The increased reliance by U.S. businesses on foreign call center operations has been a growing trend over the past several decades. Invariably, American consumers making routine customer service calls are routed to a representative in a foreign call center that serves multiple business customers. Confronting an increase in complaints about foreign call centers from consumers about poor customer service due to language and cultural differences, a lack of data security due to differing legal frameworks in foreign countries, and a substantial loss of American jobs to foreign countries, the Federal Communications Commission (“FCC”) is considering sweeping new rules to limit the use of foreign call centers and to require onshoring of call centers to the United States. The proposed rules would apply, at a minimum, to all providers of telecommunications services, commercial mobile radio services (CMRS), interconnected voice over internet protocol (VoIP), cable television, and direct broadcast satellite (DBS) services, as well as their affiliates that provide internet access service. However, the FCC also seeks comment on extending some or all of these rules more broadly, including to all calls covered by the Telephone Consumer Protection Act (TCPA), which would subject a broad range of commercial entities to new FCC requirements governing their call center operations. Companies that use or rely on foreign call centers for customer service, sales or telemarketing, and call center providers, should evaluate these proposals and consider participating in the comment process.
The FCC explains that U.S. consumers often “experience frustration and poor customer service” when connecting with a call center operation located abroad due to language, communication, cultural or other barriers that make it difficult to obtain satisfactory resolutions to customer service problems.[1] The FCC also is concerned that bad actors have used their positions in foreign call centers to unlawfully access customer data, engage in criminal activity, to run scams targeting U.S. consumers, or to engage in illegal robocalls to U.S. citizens. Finally, the FCC is concerned about the significant transfer of American jobs overseas over the past decade.[2]
Key Reforms Proposed
To address these ills, the FCC has adopted a rulemaking seeking comment on a series of aggressive measures to encourage and facilitate the “onshoring” of call centers from overseas. The measures include the following:
- Limiting the percentage of calls that can be connected to overseas call centers;
- Requiring disclosure to consumers of the extent of a provider’s use of U.S. call centers;
- Requiring “covered providers” to disclose when a particular call is being routed to a foreign call center; and
- Enabling consumers to transfer a call to a U.S.-based customer service representative at the consumer’s discretion.
Imposing a Cap on Foreign-Handled Calls
The NPRM proposes an illustrative cap of a 30% limit on the total volume of customer service calls handled by foreign call centers. The NPRM asks how such a metric should be applied, and whether it should be applied equally to inbound calls and outbound calls made from a call center, or to a flat percentage of combined inbound and outbound calls. It also asks over what time period should compliance be measured, whether annually, quarterly, monthly or daily. It further asks what classes of calls should be covered, whether calls for existing customers or who have purchased services from the provider, or all calls to and from a provider relating to customer service, sales, customer billing, or account management. The NPRM further inquires whether calls relating to debt collection, win-back campaigns or other retention efforts should be included in any percentage limit of calls made from or answered by a foreign call center. It also asks whether American Standard English proficiency will have a greater impact on customer satisfaction on certain types of calls than others.
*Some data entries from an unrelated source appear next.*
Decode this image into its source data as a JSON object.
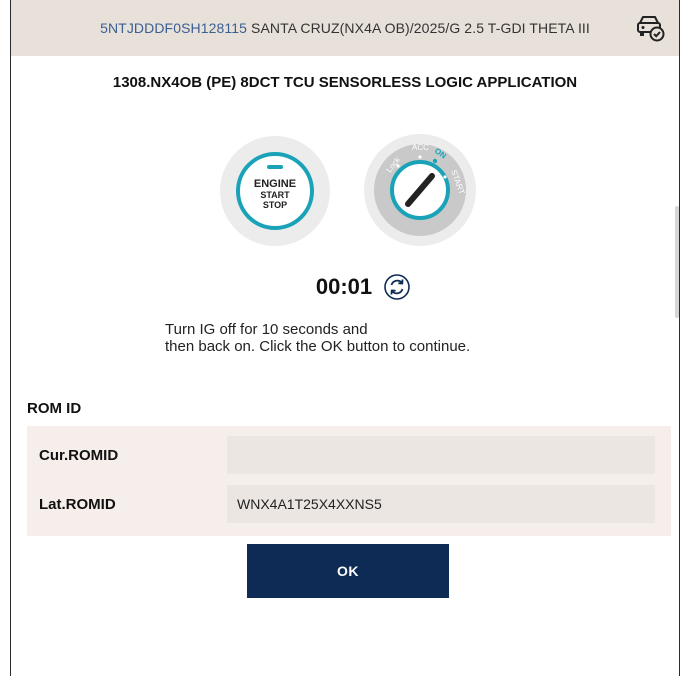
{
  "header": {
    "vin": "5NTJDDDF0SH128115",
    "vehicle": "SANTA CRUZ(NX4A OB)/2025/G 2.5 T-GDI THETA III"
  },
  "title": "1308.NX4OB (PE) 8DCT TCU SENSORLESS LOGIC APPLICATION",
  "engine_button": {
    "line1": "ENGINE",
    "line2": "START",
    "line3": "STOP"
  },
  "ignition": {
    "lock": "Lock",
    "acc": "ACC",
    "on": "ON",
    "start": "START"
  },
  "timer": "00:01",
  "instructions": {
    "line1": "Turn IG off for 10 seconds and",
    "line2": "then back on. Click the OK button to continue."
  },
  "romid": {
    "section_label": "ROM ID",
    "current": {
      "label": "Cur.ROMID",
      "value": ""
    },
    "latest": {
      "label": "Lat.ROMID",
      "value": "WNX4A1T25X4XXNS5"
    }
  },
  "ok_label": "OK",
  "colors": {
    "header_bg": "#e8e1da",
    "accent": "#1aa3b8",
    "button_bg": "#0d2b55",
    "panel_bg": "#f5eeeb"
  }
}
Sufficient Capacity in U.S. Call Centers
The NPRM raises the practical question whether U.S. call centers have “sufficient capacity” today to handle the expected increased volume of calls (whatever that may be). It asks what obstacles and costs providers would face in transitioning their call center operations, and whether there should be a “phase in” period for a transition of call center operations to the U.S. Finally, it inquires whether smaller providers or those serving rural areas will be more uniquely affected, and if so, how should the rules take into account those considerations.
Bond Requirements To Deter Robocalls
In a separate set of proposals, the FCC seeks comment on requiring providers that transmit calls from foreign countries to the US, particularly international gateway providers, to post bonds. The FCC seeks comment on a range of topics about bond amounts, drawdown triggers, due process protections, replenishment duties, and how to administer such a new bond program. Alternatively, the FCC also asks about government-imposed fees on unlawful traffic.
FCC Legal Authority
These sweeping proposed rules about sourcing of call center operations raise significant questions about the legal authority for the FCC to impose such sourcing requirements, whether upon FCC-regulated communications providers under the Communications Act, or more broadly, upon all business entities subject to the TCPA. The proposals raise issues under the First Amendment of protected commercial speech. Furthermore, whether the FCC or the Federal Trade Commission has the appropriate jurisdiction to regulate customer service activities is in question.
All of these measures raise potentially daunting financial and technological challenges to the current call center business model. That model relies heavily on foreign call centers to achieve both cost efficiencies (which ultimately are borne by consumers in the end-user cost to purchase products and services) and 24x7 coverage. As such, these proposals would directly impact both outsourced call center providers and their substantial foreign call center operations and many employees, but also large U.S. businesses that currently rely heavily on these foreign call center operations.
If you are interested in submitting comments, please contact one of the members of PLG’s Communications, Media & Entertainment Practice listed below for assistance.
Comment Schedule
Following publication in the Federal Register, comments on the NPRM are due May 26, 2026, with reply comments due June 22, 2026.
[1] Notice of Proposed Rulemaking, In the Matter of Improving Customer Service and Protecting Consumers through Onshoring, et al., CG Docket No. 26-52 (rel. March 27, 2026) (“NPRM”), at 2.
[2] For example, the FCC observes that the Philippines, which has been recognized as the “Call Center Capital of the World”, has “over a million people employed in call centers, mostly on behalf of United States businesses.” NPRM at 3 & n.9.